Then there is the fact that the WTO itself is in a state of disarray. Without a functioning WTO appeal court, the US could just keep appealing if it lost. Even a victory may be a pyrrhic one, given that there are few retaliatory options.
“So, if Hong Kong decides to put tariffs on the US – which would be a first – what does it target? Consumer products or food? What kind of message does that send about Hong Kong? And who would it hurt, the US or Hong Kong consumers,” asked Bryan Mercurio, a trade law professor at CUHK.
The Hong Kong government’s statements since the US announced the end of “Made in Hong Kong” goods have been ferocious. In a statement sent to the Post, a spokeswoman said that the “US’ actions have demonstrated its double standards and hypocrisy, seriously violating international law and the basic norms underpinning international relations, and are despicable”.

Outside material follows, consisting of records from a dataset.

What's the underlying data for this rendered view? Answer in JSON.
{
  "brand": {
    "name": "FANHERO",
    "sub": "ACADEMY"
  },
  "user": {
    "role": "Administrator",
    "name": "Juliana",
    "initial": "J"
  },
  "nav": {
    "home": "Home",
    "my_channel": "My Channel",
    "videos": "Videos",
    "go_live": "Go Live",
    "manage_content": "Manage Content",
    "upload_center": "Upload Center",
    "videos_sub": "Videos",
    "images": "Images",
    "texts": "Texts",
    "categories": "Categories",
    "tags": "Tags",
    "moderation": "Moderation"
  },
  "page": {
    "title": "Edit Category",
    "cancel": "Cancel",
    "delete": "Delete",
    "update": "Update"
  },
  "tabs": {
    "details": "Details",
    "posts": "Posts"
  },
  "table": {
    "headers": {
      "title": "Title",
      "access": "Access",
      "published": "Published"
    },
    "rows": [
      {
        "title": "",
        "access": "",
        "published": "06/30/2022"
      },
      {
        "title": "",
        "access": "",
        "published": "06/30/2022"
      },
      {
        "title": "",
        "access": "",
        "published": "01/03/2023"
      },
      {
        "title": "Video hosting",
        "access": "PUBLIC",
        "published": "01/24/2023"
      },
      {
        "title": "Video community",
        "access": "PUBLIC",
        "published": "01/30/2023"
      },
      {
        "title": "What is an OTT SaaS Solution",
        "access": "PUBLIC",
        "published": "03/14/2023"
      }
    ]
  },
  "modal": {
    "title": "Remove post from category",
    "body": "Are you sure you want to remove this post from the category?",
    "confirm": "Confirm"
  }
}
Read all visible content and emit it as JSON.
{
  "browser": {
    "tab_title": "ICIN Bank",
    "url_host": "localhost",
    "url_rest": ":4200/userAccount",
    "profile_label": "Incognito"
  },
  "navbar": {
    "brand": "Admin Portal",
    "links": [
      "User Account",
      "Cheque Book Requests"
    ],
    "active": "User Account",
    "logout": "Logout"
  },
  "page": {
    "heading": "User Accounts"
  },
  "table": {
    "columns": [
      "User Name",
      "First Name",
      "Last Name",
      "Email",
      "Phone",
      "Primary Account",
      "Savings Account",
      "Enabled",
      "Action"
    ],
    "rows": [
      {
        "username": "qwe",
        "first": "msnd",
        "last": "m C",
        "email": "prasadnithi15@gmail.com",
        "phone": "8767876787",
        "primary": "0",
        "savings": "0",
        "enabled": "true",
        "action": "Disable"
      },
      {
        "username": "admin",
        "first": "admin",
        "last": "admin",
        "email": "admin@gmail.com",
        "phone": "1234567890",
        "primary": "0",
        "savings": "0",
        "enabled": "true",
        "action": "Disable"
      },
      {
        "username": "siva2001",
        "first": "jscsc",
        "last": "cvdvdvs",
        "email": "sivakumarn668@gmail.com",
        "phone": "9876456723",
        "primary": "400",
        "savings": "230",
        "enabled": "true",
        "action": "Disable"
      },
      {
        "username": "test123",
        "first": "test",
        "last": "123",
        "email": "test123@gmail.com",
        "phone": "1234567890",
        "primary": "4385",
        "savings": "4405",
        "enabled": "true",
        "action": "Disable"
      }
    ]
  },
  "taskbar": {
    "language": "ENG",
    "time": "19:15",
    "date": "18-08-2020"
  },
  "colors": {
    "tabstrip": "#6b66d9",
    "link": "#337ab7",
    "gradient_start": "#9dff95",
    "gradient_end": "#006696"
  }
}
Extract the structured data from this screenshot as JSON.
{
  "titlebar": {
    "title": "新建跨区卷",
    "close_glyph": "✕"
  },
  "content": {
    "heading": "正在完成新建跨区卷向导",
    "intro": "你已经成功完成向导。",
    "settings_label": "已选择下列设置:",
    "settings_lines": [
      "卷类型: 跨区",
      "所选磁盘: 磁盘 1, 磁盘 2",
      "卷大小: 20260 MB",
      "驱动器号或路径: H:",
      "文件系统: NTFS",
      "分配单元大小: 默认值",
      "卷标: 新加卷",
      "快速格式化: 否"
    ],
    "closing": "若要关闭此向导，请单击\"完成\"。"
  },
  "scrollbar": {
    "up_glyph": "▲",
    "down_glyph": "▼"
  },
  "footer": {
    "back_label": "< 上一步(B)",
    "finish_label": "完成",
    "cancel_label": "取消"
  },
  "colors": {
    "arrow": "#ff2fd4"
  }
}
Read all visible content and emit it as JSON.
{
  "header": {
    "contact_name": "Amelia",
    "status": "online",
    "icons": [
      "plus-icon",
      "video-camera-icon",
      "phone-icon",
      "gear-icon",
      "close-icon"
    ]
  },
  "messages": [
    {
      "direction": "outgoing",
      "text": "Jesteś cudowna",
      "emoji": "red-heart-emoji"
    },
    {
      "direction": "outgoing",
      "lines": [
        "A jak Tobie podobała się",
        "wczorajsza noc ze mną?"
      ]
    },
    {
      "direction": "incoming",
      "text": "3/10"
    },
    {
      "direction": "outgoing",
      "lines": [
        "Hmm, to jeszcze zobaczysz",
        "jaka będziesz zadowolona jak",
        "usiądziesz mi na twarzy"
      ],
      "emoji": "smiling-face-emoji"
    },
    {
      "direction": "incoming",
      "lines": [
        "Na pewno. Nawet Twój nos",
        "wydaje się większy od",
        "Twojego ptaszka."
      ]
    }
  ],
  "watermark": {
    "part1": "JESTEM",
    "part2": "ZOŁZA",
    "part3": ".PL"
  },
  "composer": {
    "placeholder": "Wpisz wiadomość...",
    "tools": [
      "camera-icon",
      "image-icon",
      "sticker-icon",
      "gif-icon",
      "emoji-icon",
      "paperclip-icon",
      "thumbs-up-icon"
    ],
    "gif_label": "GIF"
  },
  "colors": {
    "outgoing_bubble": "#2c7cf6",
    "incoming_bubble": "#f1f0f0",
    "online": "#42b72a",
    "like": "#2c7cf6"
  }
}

Through all the tumult of the past year, Hong Kong has tried to maintain its image as a bastion of free trade, and US efforts to wipe this out appear to have stung as much as any of the international criticism that has come the city’s way since last summer.
Felix Chung, the leader of the Liberal Party, among the most pro-free trade of Hong Kong’s political groupings, summed up the dilemma facing the government: “In reality, this action is totally useless. Even if we win, it will come a few years later, and even then the US can ignore it – it is too big, too strong.
“It is symbolic action, but the government has to do something. At least making a complaint will tell the whole world that we are protecting our reputation.”